墨大夫眉頭緊蹙,心中暗自揣度:莫不是傳說中的醫仙鬼谷子?傳說醫仙鬼谷子擁有活死人、肉白骨的神奇醫術。他向來行蹤飄忽不定,僅在有緣人面前顯現。慧敏郡主小小年紀,便能立下治瘟疫之功,極有可能是得到了醫仙鬼谷子的傳承。

如此想來,山長或許真有救了。墨大夫望向映雪的眼神中多了一抹炙熱之色,問道:“那你可會這針灸之術?” 映雪沈思片刻,而後道:“我針灸之術尚還不熟練,但我可以把針法寫出來,由大夫您替山長施針。”

墨大夫微微點頭表示同意,隨後神色略顯不自然地朝映雪撇了撇嘴,道:“老夫姓墨。”

映雪一楞,隨後恭敬地回道:“原來是墨大夫,晚輩記下了。”

兩人就病情展開了深入的探討,反覆斟酌。最終確定了具體的施行方案。鑒於山長的情況危急萬分,刻不容緩,他們當即決定立刻行動起來。

待山長長子魏太傅匆匆趕來,甫一踏入房間,便瞧見父親身上,乃至頭顱之上,皆布滿了銀針。那密密麻麻的銀針閃爍著微微寒光,讓魏太傅的心不由地緊緊揪了起來。

快步地朝墨大夫走去,滿臉憂心之色,問道:“墨大夫,我父親怎麽樣了?” 墨大夫神色輕松,道:“魏老頭運氣不錯,多虧了這位小兄弟。” 說罷,指向映雪。魏太傅心底稱奇,隨後竟向映雪行了個大禮,道:“多謝小兄弟救了在下的父親。” 映雪惶恐至極,趕緊避開,道:“太傅大人萬萬不可,晚輩只是略盡綿薄之力,不敢當此大禮。山長吉人自有天相。”

魏太傅對映雪頓生好感,遂而笑道:“若是以後有需要用得著傅某的地方,盡管開口。” 說罷,還朝映雪的肩膀重重一拍,險些把映雪拍倒。接著便聽魏太傅道:“身體倒是單薄了些。” 映雪聞言,尷尬地笑了笑。墨大夫見狀,直接爽朗地笑出了聲,那笑聲在房間裏回蕩,也讓緊張的氣氛稍稍緩和了幾分。

映雪見山長氣息漸趨穩定,便向墨大夫及魏太傅恭敬告辭道:“小輩尚有事務在身,就先行回宿舍了。若是山長後續有需要小輩的地方,隨時差人過來傳喚即可。” 說完便微微欠身,轉身離去。
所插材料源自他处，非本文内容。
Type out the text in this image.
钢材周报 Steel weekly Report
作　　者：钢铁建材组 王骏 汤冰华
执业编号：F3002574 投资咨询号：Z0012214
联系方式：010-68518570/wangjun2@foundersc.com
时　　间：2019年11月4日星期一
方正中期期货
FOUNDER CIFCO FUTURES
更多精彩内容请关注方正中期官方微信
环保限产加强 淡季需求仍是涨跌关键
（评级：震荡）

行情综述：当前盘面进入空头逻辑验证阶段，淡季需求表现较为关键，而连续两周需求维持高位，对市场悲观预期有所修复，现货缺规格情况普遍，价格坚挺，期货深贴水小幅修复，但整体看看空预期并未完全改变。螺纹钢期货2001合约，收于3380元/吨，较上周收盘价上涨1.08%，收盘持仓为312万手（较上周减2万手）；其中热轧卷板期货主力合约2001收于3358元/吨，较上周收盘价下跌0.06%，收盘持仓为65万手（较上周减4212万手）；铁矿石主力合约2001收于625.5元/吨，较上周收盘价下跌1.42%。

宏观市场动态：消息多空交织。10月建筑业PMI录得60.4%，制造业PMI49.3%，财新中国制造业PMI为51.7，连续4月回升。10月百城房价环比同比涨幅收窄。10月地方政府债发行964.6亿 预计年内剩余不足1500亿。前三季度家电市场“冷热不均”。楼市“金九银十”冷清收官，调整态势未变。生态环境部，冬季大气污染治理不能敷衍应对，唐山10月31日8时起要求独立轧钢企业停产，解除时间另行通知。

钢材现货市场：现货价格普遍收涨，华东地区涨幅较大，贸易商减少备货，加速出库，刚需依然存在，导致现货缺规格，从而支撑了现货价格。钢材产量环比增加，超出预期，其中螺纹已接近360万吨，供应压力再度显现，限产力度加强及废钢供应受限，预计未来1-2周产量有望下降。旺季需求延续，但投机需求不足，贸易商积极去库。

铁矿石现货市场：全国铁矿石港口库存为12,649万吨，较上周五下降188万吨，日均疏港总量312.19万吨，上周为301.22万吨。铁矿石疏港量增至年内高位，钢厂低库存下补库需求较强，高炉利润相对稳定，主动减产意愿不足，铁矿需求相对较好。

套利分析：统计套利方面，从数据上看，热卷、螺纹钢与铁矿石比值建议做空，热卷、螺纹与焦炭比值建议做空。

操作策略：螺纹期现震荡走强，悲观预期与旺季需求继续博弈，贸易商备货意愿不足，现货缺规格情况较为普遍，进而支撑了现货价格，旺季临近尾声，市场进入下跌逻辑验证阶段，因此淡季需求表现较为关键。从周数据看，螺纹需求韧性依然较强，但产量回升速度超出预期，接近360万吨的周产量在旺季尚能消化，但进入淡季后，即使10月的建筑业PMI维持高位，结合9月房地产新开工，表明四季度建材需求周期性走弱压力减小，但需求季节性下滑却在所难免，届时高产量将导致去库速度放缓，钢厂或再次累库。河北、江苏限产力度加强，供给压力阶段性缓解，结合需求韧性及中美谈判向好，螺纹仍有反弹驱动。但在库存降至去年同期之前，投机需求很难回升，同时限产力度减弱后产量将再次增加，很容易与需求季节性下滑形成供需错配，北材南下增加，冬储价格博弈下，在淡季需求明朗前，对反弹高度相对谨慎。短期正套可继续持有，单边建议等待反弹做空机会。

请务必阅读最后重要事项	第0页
蘇璟皓從映雪口中得知山長已轉危為安,頓時長舒一口氣,懸著的心也落了地。映雪將生辰禮物遞給大哥,蘇璟皓滿心好奇地打開,卻驚喜地發現竟是名器之一的 “逸雲劍”。他頓時喜上眉梢,忙不疊地詢問映雪此劍來自何處,卻被映雪巧妙地忽悠了過去。隨後,蘇璟皓便問起二哥蘇璟睿考核之事。蘇璟睿緩緩說道:“這次考試通通作廢,待下個月再重新考試。” 映雪微微皺起眉毛,疑惑地問道:“為何?” 蘇璟皓尷尬地摸了摸鼻子,道:“有人作弊,涉案之人都被取消了資格。” 映雪聞言,朝兩人狠狠瞪了一眼,嗔怪道:“那你們也該送信回府啊,害得祖母一直擔憂。”

映雪陪蘇璟皓在宿舍裏吃了一頓難忘的生辰宴,之後,又央著蘇璟皓帶她在書院裏盡情地逛了一番,畢竟這樣的機會實屬難得。待打聽清楚山長情況穩定後,映雪便與蘇璟睿一同準備打道回府。

和來時一樣,只是回程多了一個在前面騎馬的蘇璟睿。許是早晨起得早了,映雪剛上馬車沒一會兒,便覺困意襲來,忍不住打起盹來。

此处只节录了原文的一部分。